Ao mesmo tempo, Zabalaga explicou que o BCB “adquiriu soberania sobre as medidas monetárias, se investiu na economia (antes o Estado destinava US$ 300 milhões para gasto social, enquanto hoje se investe US$ 5 bilhões para manter o emprego e a produção); se redistribuiu a riqueza com aumentos substanciais do salário mínimo, fazendo como que a Bolívia se converta em um país com melhor nível de vida, estabilidade de preços e soberania monetária”.

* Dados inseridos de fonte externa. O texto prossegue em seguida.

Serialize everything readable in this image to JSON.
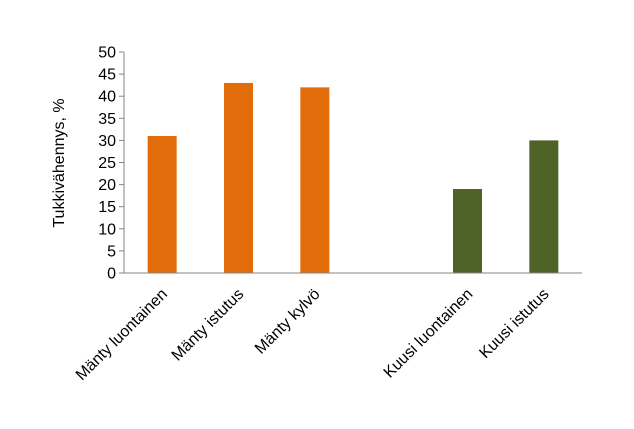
{
  "chart_data": {
    "type": "bar",
    "title": "",
    "xlabel": "",
    "ylabel": "Tukkivähennys, %",
    "ylim": [
      0,
      50
    ],
    "yticks": [
      0,
      5,
      10,
      15,
      20,
      25,
      30,
      35,
      40,
      45,
      50
    ],
    "grid": false,
    "legend": "none",
    "categories": [
      "Mänty luontainen",
      "Mänty istutus",
      "Mänty kylvö",
      "",
      "Kuusi luontainen",
      "Kuusi istutus"
    ],
    "values": [
      31,
      43,
      42,
      null,
      19,
      30
    ],
    "colors": [
      "#E36C0A",
      "#E36C0A",
      "#E36C0A",
      "#ffffff",
      "#4F6228",
      "#4F6228"
    ]
  }
}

Em 2005, a diferença entre os bolivianos mais ricos e os mais pobres era de 129 vezes. 14 anos depois, a cifra baixou para 39 vezes. No mesmo sentido, a pobreza extrema se reduziu de 38,2% para 15,2% e a moderada de 60,6% para 34,6%. O Produto Interno Bruto (PIB) nominal [calculado a preços correntes, ou seja, no ano em que o produto foi produzido e comercializado] era de US$ 9,574 bilhões em 2005, enquanto hoje é de US$ 43,687 bilhões.
Numa breve intervenção, o secretário adjunto da CTA Autônoma, Hugo Godoy saudou aos “dirigentes do governo irmão e do povo boliviano que nos fizeram conhecer a extraordinária experiência do processo boliviano, que é uma referência e um farol”. Ao mesmo tempo, o dirigente Ricardo Peidro assegurou: “hoje vemos na Bolívia exatamente o oposto do que estamos padecendo na Argentina”.
O evento foi organizado conjuntamente pela CTA-A, o Movimento Nacional de Empresas Recuperadas (MNER-CTEP) e o Observatório da Riqueza Padre Pedro Arrupe. Participaram da mesa os promotores da visita Eduardo Muruá e Guillermo Robledo.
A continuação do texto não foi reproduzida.